Terry Miller, who was born a male but identifies as a female, came in first place twice during the June 4 CIAC State Open track and field competition, after competing as a boy just months earlier. The Bulkeley High School teen set a new state record in each of the races.
— GameTimeCT (@GameTimeCT) June 4, 2018
“I feel good. I worked really hard this season,” Miller told NH Track & Field following the event.
But many parents have voiced their disapproval at the result, insisting that it is unfair to permit a biological male to compete against girls.

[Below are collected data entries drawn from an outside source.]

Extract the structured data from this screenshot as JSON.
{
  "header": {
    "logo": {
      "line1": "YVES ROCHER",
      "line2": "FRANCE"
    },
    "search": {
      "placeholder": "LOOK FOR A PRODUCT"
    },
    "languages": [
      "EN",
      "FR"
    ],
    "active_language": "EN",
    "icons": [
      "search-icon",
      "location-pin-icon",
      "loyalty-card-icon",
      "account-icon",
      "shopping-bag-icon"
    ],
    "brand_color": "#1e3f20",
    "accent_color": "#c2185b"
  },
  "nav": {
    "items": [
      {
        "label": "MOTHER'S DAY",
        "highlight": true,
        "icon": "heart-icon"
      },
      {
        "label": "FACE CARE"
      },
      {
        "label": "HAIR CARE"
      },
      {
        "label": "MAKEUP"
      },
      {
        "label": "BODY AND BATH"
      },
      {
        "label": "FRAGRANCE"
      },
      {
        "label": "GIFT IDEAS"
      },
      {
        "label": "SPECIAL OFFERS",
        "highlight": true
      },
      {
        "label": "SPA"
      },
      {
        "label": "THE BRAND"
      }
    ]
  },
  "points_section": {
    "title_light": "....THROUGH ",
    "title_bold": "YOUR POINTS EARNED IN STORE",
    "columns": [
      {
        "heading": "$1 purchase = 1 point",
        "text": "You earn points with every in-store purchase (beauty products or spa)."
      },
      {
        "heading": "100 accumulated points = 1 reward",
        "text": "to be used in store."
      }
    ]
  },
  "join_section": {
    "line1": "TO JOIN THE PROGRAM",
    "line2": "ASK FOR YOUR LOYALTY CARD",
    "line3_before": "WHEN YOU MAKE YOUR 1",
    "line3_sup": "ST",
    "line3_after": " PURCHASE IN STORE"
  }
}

“I think it’s unfair to the girls who work really hard to do well and qualify for Open and New Englands,” Glastonbury sophomore Selina Soule told the Hartford Courant.
“These girls, they’re just coming in and beating everyone,” she added. “I have no problem with them wanting to be a girl.”
Indeed, Miller wasn’t the only transgender athlete to perform well at the competition. Andraya Yearwood, a biological male, took second place took second in the 100-meter dash after Miller.
The Connecticut Interscholastic Athletic Conference has said that their gender identity policy is directly in alignment with state law and for their policy to change, state law would also have to change. Currently, athletes can compete for the gender with which they identify with. In other words, parental complaints won’t do any good here.
“Sports are set up for fairness,” said Soule’s mother, Bianca Stanescu. “Biologically male and female are different,” she said, adding that “the great majority is being sacrificed for the minority.”
Stanescu has garnered about 60 people to sign a petition calling for the Connecticut Interscholastic Athletic Conference to change its rules on gender.
Glastonbury track coach Brian Collins was one of those who chose to sign the petition.
“The way the law is written, Terry Miller is eligible to compete,” he said. “I think a lot of people, myself included, have a problem with … a biological male competing. When they put the state law in effect, my interpretation is it wasn’t made for high school sports. I think it was meant for all people — whether transgender, bisexual, gay — are treated fairly. I totally agree with that, but with sports it’s not a level playing field.”
Others said they thought it was totally fair that biological males were competing in the female races.
“If she identifies as a girl then I think she should be able to run in the race because she can use the ladies room, she can wear a skirt, why not run and play sports and stay active?” Hartford Resident Natasha Morgan said, as reported by WHDH-TV.
The CIAC has not shown any intention of changing the rules, which have been in force for about a decade.